Oil output up to record level
14 Mar 2013
Oil output up to record level
Production jolt led by oilsands
Canada’s defiant oil industry shrugged off criticism as it cranked up production to four million barrels a day last December — its highest output ever, according to the International Energy Agency.
“Canadian oil production has increased rapidly over the last several months, reaching an all-time high of 4.1 mbpd in December on the back of a record one million bpd in synthetic crude output from surface mining operations,” the IEA said in a report published Wednesday.
Growth was not restricted to the oilsands. Alberta light and medium output also rose to 440,000 barrels per day, its highest level in a decade, on the back of new light tight oil developments in Cardium and Viking in Alberta, along with other plays in Saskatchewan and Manitoba, the IEA said.
Canada’s eastern offshore production stood at around 250,000 bpd in December.
The record ramp-up in production came as some of the oilsands’ biggest critics expressed hope that the U.S. rejection of the Keystone XL pipeline would slow down heavy crude production in Alberta.
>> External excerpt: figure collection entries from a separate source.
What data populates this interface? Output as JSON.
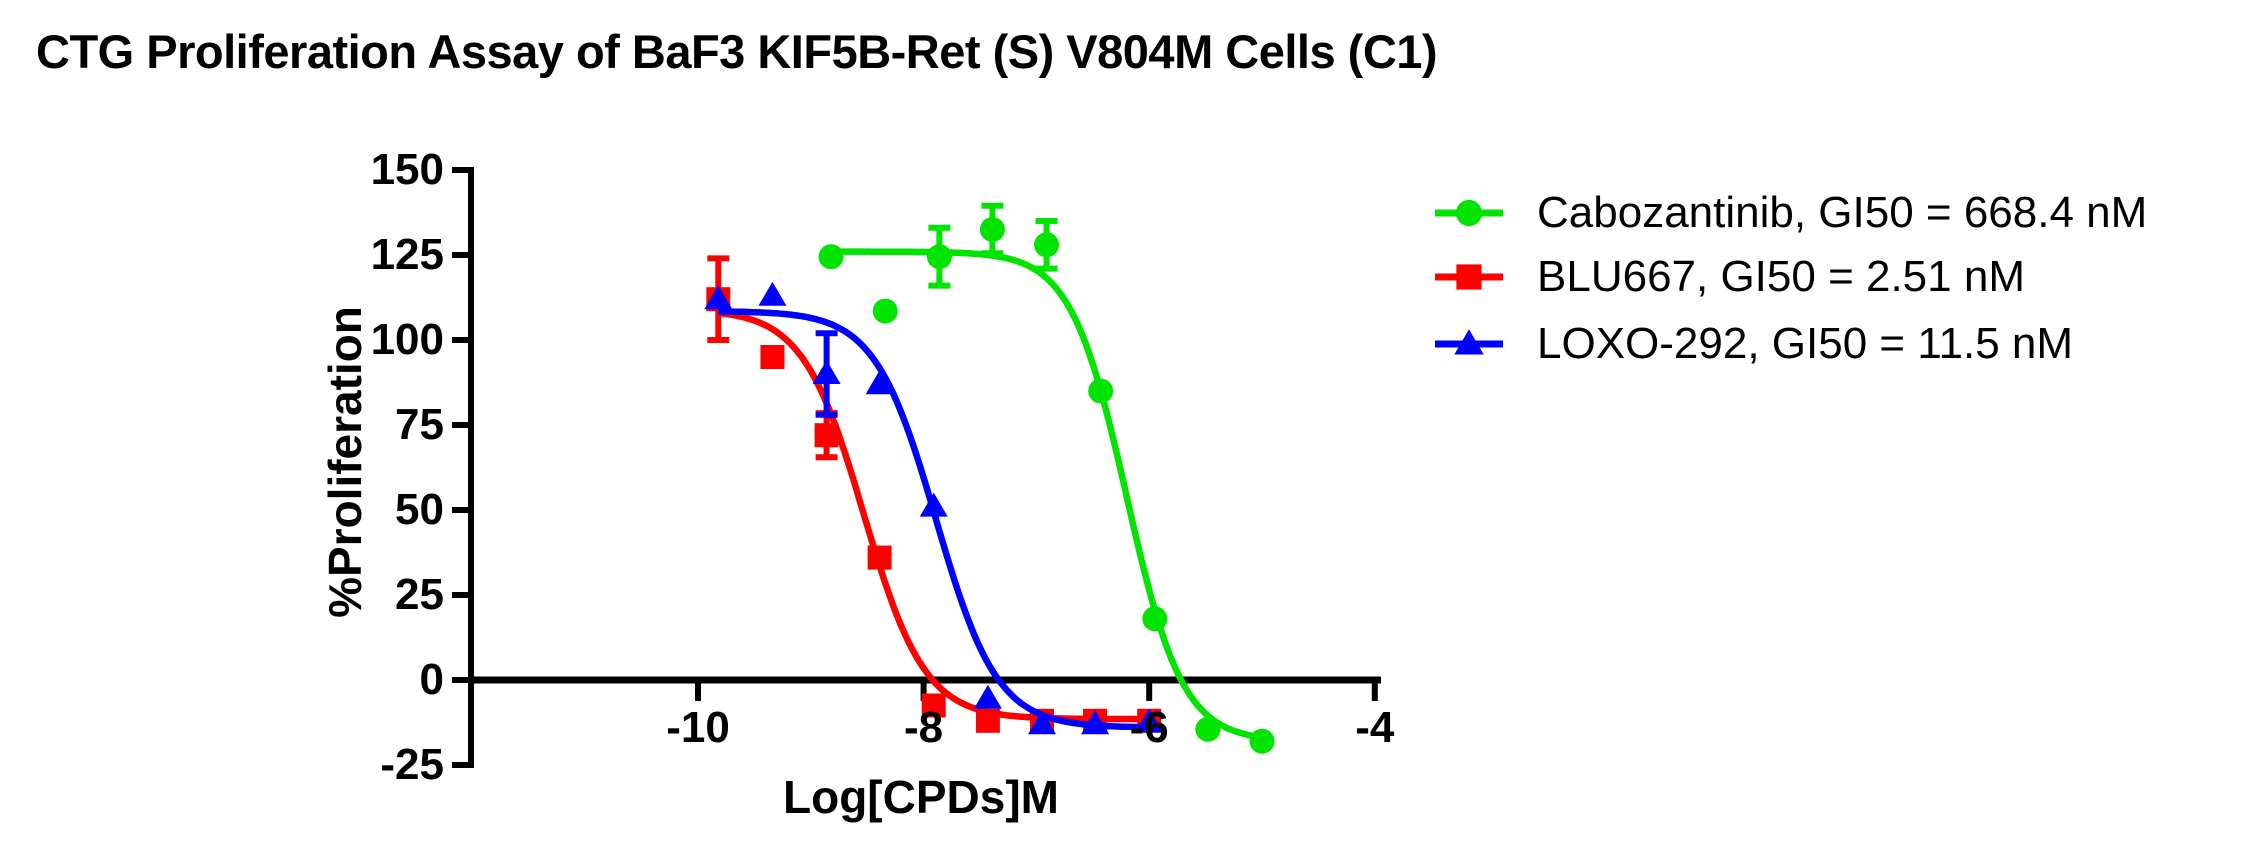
{
  "title": "CTG Proliferation Assay of BaF3 KIF5B-Ret (S) V804M Cells (C1)",
  "chart_data": {
    "type": "scatter",
    "subtype": "dose-response-curves",
    "title": "CTG Proliferation Assay of BaF3 KIF5B-Ret (S) V804M Cells (C1)",
    "xlabel": "Log[CPDs]M",
    "ylabel": "%Proliferation",
    "xlim": [
      -12.0,
      -3.9
    ],
    "ylim": [
      -25,
      150
    ],
    "xticks": [
      -10,
      -8,
      -6,
      -4
    ],
    "xtick_labels": [
      "-10",
      "-8",
      "-6",
      "-4"
    ],
    "yticks": [
      150,
      125,
      100,
      75,
      50,
      25,
      0,
      -25
    ],
    "ytick_labels": [
      "150",
      "125",
      "100",
      "75",
      "50",
      "25",
      "0",
      "-25"
    ],
    "grid": false,
    "legend_position": "right",
    "series": [
      {
        "name": "Cabozantinib",
        "label": "Cabozantinib, GI50 = 668.4 nM",
        "gi50": "668.4 nM",
        "color": "#00E400",
        "marker": "circle",
        "x": [
          -8.82,
          -8.34,
          -7.86,
          -7.39,
          -6.91,
          -6.43,
          -5.95,
          -5.48,
          -5.0
        ],
        "y": [
          124.5,
          108.5,
          124.5,
          132.5,
          128,
          85,
          18,
          -14.5,
          -18
        ],
        "err": [
          null,
          null,
          8.5,
          7,
          7,
          null,
          null,
          null,
          null
        ],
        "fit": {
          "top": 126,
          "bottom": -18,
          "logec50": -6.2,
          "hill": 1.75
        }
      },
      {
        "name": "BLU667",
        "label": "BLU667, GI50 = 2.51 nM",
        "gi50": "2.51 nM",
        "color": "#FF0000",
        "marker": "square",
        "x": [
          -9.82,
          -9.34,
          -8.86,
          -8.39,
          -7.91,
          -7.43,
          -6.95,
          -6.48,
          -6.0
        ],
        "y": [
          112,
          95,
          72,
          36,
          -7.5,
          -12,
          -12,
          -12,
          -12
        ],
        "err": [
          12,
          null,
          6.5,
          null,
          null,
          null,
          null,
          null,
          null
        ],
        "fit": {
          "top": 109,
          "bottom": -11.5,
          "logec50": -8.53,
          "hill": 1.6
        }
      },
      {
        "name": "LOXO-292",
        "label": "LOXO-292, GI50 = 11.5 nM",
        "gi50": "11.5 nM",
        "color": "#0000FF",
        "marker": "triangle",
        "x": [
          -9.82,
          -9.34,
          -8.86,
          -8.39,
          -7.91,
          -7.43,
          -6.95,
          -6.48,
          -6.0
        ],
        "y": [
          112,
          113,
          90,
          87,
          51,
          -5.5,
          -13,
          -13,
          -12.5
        ],
        "err": [
          null,
          null,
          12,
          null,
          null,
          null,
          null,
          null,
          null
        ],
        "fit": {
          "top": 108.5,
          "bottom": -14,
          "logec50": -7.89,
          "hill": 1.6
        }
      }
    ]
  }
}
“The markets are relentless and will continue to search for ways to move that product into the United States, whether Keystone XL is approved or not,” Jim Prentice, vice-chairman of the Canadian Imperial Bank of Commerce, told the Financial Post from New York, where he gave a speech on the pipeline’s role in North America’s quest for continental energy security.
The U.S. State Department issued an environmental assessment on the Alberta-Gulf Coast project on March 4 and is in the midst of a 45-day public review. A decision on the project could come any time after that.
“The project is in the national interest of both Canada and the United States … I think it’s a mistake to exile the oilsands from the resource bounty that we have as North Americans, and attempting to extricate it from the North American marketplace … is impractical,” Prentice said.
With North American oil pipelines clogged and Northern Gateway project stuck in the review phase, railways have come to the rescue. More than 30,000 tank cars are being built across North America to ship rising production from Alberta, Bakken and other tight oil plays. Analysts estimate somewhere between four per cent and seven per cent of North American oil production is being shipped by rail.
“One way or another, oilsands is going to grow and production needs to get out of there,” said Leo Mariani, analyst at RBC Capital Markets.
However, Keystone XL’s rejection could crimp production in the short run.
“At a minimum, it will stall some of the development plans for the oilsands,” Mariani said. “I would certainly expect to see Canadians find an alternative route but that is going to add substantially to the time on the project.”